Let’s discuss each city pair:
Dallas - Austin: Dallas is significantly cheaper than Austin.
Houston - Austin: Houston is significantly cheaper than Austin.
San Antonio - Austin: San Antonio is significantly cheaper than Austin.
Houston - Dallas: There is no statistical significant difference between the two cities.
San Antonio - Dallas: San Antonio is significantly cheaper than Dallas.

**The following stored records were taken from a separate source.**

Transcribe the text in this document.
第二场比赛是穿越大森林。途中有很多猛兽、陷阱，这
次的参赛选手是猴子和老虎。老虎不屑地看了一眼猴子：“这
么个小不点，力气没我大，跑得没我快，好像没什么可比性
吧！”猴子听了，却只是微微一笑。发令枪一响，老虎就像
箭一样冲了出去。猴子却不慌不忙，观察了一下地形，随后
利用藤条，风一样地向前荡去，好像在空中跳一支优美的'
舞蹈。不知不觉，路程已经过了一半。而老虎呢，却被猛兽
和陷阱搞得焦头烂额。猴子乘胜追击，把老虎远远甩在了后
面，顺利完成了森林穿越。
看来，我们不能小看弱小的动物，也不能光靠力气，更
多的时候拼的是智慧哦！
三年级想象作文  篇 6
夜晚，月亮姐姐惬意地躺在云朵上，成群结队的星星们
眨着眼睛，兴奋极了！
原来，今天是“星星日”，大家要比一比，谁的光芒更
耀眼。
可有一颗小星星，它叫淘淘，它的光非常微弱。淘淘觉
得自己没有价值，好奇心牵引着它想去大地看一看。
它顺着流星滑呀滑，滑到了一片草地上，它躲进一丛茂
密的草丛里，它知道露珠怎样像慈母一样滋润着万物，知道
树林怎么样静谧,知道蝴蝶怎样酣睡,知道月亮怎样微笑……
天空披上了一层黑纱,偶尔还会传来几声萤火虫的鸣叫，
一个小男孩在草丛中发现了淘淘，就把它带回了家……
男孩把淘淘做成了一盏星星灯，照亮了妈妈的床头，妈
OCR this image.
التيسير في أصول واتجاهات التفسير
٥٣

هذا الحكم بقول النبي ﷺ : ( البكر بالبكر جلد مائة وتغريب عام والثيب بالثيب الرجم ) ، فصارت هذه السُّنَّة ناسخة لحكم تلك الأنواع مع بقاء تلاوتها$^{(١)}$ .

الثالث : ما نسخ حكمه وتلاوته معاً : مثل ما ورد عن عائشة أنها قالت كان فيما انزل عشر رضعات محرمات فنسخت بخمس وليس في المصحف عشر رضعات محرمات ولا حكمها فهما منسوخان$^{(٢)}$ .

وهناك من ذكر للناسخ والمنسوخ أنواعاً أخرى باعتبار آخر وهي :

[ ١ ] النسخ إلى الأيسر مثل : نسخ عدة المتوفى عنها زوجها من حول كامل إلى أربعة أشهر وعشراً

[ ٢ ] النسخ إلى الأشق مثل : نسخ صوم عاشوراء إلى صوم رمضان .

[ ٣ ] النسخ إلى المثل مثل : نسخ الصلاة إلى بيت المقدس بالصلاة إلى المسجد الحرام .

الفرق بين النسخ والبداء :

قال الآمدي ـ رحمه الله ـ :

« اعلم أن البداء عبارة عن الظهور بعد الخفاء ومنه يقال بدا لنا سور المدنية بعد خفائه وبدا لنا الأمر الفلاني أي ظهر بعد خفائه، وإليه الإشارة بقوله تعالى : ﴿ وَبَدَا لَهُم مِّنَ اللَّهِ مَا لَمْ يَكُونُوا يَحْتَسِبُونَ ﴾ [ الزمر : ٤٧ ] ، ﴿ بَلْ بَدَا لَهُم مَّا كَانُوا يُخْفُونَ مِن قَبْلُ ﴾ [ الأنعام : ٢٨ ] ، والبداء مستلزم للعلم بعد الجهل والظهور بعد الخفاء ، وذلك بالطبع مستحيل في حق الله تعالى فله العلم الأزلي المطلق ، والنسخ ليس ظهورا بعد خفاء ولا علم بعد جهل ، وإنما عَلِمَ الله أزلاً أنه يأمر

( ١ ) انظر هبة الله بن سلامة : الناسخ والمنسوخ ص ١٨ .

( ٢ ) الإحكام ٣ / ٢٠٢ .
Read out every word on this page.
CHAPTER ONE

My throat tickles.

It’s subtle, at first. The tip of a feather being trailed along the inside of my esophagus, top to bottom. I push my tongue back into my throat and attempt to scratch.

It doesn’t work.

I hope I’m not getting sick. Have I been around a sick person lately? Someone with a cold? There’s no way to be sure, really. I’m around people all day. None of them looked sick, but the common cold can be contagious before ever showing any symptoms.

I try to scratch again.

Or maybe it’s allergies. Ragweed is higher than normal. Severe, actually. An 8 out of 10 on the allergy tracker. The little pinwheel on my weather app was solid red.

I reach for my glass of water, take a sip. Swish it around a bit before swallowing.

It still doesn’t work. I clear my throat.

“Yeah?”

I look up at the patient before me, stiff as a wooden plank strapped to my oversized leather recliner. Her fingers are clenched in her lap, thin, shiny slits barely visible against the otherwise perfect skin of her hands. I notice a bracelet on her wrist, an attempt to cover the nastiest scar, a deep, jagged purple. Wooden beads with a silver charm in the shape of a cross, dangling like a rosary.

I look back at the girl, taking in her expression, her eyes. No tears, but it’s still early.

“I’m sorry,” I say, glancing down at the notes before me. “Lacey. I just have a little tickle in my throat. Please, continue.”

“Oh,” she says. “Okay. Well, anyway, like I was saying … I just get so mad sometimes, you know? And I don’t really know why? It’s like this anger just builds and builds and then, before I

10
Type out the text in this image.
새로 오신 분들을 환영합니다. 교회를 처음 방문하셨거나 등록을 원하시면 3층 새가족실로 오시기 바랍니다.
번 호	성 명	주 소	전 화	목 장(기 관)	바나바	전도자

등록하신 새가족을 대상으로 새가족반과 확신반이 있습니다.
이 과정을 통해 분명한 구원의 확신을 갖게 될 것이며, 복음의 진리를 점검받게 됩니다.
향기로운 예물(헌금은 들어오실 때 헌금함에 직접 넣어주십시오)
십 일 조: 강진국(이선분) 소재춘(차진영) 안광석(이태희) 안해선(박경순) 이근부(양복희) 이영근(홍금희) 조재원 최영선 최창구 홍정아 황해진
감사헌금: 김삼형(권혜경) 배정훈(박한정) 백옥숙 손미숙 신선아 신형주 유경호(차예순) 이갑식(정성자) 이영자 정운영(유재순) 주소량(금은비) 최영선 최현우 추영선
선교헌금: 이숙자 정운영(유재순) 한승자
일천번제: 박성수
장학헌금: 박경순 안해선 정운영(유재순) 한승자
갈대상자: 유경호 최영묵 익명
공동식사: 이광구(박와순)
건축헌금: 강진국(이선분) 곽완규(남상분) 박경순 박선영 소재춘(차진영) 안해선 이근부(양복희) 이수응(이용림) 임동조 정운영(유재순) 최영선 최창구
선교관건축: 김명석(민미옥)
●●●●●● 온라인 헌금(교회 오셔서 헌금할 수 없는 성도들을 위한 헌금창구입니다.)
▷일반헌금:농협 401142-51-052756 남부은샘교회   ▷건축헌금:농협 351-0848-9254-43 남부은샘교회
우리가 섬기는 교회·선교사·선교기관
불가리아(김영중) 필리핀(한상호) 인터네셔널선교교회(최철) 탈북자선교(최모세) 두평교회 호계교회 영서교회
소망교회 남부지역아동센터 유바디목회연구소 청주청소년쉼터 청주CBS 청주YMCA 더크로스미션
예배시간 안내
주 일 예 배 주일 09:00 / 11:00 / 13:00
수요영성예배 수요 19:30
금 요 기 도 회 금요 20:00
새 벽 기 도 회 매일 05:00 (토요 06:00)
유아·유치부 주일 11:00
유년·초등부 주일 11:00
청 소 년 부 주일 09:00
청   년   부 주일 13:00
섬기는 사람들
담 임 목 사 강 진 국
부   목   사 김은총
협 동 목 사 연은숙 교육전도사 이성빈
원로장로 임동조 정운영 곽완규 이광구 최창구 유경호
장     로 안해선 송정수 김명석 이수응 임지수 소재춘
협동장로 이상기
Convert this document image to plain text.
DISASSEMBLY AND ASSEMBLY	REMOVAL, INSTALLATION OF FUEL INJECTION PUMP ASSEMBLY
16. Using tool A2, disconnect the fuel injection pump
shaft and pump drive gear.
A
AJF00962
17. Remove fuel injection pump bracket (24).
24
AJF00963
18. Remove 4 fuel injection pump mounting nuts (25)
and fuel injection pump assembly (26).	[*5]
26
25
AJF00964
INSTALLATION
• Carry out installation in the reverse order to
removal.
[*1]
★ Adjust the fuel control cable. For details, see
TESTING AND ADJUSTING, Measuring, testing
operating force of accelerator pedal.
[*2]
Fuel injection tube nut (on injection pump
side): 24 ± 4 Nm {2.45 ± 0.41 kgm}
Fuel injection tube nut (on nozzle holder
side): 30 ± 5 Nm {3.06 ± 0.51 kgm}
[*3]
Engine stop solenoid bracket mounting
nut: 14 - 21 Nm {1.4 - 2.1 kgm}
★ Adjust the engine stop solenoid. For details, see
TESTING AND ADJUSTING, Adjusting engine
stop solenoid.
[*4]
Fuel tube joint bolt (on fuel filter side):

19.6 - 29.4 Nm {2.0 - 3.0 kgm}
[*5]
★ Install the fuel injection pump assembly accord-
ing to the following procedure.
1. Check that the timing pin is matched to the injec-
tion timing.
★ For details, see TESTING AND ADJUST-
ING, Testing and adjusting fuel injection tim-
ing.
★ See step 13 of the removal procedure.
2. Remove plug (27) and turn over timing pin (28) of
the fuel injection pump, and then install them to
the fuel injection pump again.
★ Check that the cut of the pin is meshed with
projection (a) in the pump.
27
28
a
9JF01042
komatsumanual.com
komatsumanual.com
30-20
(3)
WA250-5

San Antonio - Houston: There is no statistical significant difference between the two cities.
6. Conclusion
Looking at the Tukey HSD plot, since the entire confidence interval for those specific pairs is located to the left of the 0 line, we can say with high confidence that for the txhousing market dataset from 2010 - 2015, Austin is the most expensive city among this group, and San Antonio is generally the least expensive, with Dallas and Houston falling somewhere in between.
We can view this conclusion with a set of boxplots.
ggplot(txhousing.major.cities, aes(x = city, y = median, fill = city)) +
geom_boxplot(alpha = 0.7) +
labs(
title = "Median Housing Prices by City (2010 - 2015)",
x = "City",
y = "Median House Price ($)"
) +
theme_bw() +
scale_fill_brewer(palette = "Dark2")